El 1 de abril de 2003, dos semanas después del inicio de la invasión estadounidense, el secretario de Defensa Donald Rumsfeld declaró que Estados Unidos no buscaba otra cosa que la rendición incondicional del régimen iraquí. En agosto de 2007, los estadounidenses seguían luchando en Irak. A medida que el conflicto se prolongaba, el presidente Bush trataba de asegurar a los estadounidenses que la «guerra contra el terror» terminaría con una victoria como la que consiguió la generación de su padre. En su discurso ante los Veteranos de Guerras Extranjeras, Bush comenzó con una parábola. Su historia comenzó en «una mañana soleada, cuando miles de estadounidenses fueron asesinados en un ataque sorpresa y nuestra nación se vio impulsada a un conflicto que nos llevaría a todos los rincones del mundo».

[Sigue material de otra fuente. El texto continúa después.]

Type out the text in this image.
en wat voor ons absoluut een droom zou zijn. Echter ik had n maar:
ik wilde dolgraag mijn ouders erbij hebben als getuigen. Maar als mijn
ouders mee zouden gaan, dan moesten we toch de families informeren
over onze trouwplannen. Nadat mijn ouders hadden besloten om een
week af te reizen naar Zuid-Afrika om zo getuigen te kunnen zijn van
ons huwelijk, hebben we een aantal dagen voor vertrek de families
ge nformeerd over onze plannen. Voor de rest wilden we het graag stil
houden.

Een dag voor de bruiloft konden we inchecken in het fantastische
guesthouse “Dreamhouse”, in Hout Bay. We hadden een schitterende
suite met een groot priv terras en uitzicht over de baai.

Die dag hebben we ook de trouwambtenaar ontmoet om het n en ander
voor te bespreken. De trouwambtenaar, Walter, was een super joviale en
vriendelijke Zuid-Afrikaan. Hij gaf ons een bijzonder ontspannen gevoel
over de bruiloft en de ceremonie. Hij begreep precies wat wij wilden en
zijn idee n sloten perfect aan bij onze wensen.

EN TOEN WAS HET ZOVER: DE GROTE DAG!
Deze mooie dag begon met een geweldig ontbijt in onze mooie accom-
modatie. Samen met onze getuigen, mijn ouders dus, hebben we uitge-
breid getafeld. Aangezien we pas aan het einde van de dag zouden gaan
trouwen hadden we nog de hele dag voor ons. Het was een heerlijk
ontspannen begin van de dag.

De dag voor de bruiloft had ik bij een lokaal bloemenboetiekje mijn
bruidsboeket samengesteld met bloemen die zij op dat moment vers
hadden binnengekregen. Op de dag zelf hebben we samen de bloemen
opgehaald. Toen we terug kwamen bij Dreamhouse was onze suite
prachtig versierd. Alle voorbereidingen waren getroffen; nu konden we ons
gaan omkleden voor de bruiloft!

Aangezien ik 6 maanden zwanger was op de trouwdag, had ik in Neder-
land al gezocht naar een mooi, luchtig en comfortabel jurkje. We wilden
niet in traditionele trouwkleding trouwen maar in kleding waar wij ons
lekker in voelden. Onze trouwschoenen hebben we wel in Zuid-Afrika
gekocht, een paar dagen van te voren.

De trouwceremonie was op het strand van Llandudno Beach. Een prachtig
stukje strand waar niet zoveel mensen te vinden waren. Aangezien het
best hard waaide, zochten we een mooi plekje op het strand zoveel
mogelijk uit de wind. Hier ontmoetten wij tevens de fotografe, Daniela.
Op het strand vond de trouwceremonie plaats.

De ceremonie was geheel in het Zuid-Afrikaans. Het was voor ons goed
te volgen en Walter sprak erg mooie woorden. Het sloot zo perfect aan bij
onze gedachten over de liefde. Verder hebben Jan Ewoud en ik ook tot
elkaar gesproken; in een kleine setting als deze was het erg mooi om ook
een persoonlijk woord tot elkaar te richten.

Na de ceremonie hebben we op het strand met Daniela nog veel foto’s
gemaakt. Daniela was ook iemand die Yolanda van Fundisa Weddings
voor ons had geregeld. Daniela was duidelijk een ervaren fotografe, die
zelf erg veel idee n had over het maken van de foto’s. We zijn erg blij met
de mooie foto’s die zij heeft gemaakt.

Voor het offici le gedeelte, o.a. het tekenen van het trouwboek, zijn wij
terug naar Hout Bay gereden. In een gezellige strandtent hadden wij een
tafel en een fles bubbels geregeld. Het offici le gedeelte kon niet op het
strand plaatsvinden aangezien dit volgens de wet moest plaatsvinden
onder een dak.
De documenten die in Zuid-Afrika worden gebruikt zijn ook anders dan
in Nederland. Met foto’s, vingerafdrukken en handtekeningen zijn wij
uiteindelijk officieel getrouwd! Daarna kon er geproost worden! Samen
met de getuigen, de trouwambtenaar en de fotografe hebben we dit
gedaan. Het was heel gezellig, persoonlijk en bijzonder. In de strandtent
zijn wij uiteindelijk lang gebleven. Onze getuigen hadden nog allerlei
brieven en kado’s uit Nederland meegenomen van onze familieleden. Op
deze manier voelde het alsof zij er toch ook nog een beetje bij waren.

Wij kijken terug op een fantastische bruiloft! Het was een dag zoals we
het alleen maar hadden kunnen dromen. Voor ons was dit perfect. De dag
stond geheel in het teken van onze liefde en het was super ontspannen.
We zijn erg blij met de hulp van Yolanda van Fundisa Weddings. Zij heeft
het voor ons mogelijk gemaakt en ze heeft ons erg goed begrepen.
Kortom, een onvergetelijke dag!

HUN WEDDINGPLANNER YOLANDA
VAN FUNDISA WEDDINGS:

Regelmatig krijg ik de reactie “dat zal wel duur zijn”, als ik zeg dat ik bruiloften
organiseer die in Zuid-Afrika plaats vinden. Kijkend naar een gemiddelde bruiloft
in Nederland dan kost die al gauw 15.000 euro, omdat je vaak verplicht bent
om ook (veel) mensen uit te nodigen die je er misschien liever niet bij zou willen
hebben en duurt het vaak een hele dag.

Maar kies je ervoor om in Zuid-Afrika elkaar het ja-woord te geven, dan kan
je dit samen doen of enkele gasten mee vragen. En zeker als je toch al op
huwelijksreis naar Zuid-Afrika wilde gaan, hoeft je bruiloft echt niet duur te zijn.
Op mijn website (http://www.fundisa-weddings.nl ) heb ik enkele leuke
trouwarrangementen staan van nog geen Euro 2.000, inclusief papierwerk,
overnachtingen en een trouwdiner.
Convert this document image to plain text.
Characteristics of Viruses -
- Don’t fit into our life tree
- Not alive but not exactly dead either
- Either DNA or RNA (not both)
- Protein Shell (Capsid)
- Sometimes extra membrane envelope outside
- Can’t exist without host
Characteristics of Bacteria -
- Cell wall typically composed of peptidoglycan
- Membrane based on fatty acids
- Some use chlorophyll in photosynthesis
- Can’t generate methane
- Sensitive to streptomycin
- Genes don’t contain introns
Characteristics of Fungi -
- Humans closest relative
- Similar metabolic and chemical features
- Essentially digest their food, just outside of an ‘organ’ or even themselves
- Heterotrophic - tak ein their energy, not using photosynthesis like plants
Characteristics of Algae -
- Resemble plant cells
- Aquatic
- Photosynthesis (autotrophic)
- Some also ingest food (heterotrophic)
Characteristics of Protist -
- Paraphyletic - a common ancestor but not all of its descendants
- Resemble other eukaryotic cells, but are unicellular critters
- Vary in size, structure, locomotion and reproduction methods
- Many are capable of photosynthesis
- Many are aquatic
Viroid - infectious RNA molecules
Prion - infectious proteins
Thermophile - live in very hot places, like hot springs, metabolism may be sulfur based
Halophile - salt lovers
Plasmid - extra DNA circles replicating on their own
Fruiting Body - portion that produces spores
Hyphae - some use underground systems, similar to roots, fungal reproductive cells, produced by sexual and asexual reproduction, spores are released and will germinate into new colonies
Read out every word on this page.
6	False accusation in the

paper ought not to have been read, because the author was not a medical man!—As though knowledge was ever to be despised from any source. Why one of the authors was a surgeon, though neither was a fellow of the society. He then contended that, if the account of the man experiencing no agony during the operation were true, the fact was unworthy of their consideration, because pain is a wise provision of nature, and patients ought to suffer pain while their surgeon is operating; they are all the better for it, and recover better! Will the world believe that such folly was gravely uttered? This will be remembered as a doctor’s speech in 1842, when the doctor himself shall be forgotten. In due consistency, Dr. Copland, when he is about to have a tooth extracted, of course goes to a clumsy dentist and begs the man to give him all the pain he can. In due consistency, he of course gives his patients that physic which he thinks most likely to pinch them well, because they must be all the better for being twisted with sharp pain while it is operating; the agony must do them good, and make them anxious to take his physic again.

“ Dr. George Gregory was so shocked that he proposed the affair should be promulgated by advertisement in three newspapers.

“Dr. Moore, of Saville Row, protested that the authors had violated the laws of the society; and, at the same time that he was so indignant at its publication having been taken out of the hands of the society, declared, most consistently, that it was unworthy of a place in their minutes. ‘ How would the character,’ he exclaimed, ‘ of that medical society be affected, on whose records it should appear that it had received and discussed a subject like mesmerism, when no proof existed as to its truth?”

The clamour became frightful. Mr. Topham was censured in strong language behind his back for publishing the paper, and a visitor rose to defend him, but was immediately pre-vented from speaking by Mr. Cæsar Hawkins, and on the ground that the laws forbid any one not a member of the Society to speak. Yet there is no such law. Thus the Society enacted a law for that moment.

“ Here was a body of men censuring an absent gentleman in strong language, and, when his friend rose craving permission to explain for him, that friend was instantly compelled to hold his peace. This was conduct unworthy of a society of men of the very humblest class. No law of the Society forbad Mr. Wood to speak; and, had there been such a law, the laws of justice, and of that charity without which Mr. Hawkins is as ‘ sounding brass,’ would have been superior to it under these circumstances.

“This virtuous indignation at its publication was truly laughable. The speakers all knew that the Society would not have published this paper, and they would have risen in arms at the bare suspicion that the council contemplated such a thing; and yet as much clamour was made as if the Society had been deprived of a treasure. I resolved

«El enemigo que acabo de describir no es Al Qaeda», continuó, «y el ataque no es el 11-S, y el imperio no es el califato radical imaginado por Osama bin Laden. Por el contrario, lo que he descrito es la maquinaria bélica del Japón imperial en la década de 1940, su ataque por sorpresa a Pearl Harbor y su intento de imponer su imperio en toda Asia oriental». Despreciando a los críticos que menospreciaban los esfuerzos estadounidenses por extender la democracia por Oriente Medio, el presidente recordó a los oyentes que los expertos también habían dudado de que Estados Unidos fuera capaz de democratizar Japón.

Sin embargo, cuando el presidente habló, los estadounidenses habían perdido su entusiasmo por la cruzada de Oriente Medio. Al igual que sus predecesores durante el verano de 1945, miraban más allá del conflicto y se centraban en los asuntos internos. Para la mayoría de los estadounidenses, el precio de la victoria total en Oriente Medio había superado su valor.

Cuando los estadounidenses conmemoran el 75º aniversario del final de la guerra con Japón, harían bien en recordar que fueron necesarias dos bombas atómicas y la entrada de los soviéticos en la guerra para obligar a Japón a rendirse incondicionalmente. Se consiguió una gran victoria. Por un momento, pero sólo un momento, Estados Unidos se había liberado de la historia y había escapado al destino de otras naciones que lucharon por conseguir la victoria a un coste aceptable para sus ciudadanos. Desde entonces, ese momento no ha vuelto, ni deberíamos esperar que lo haga.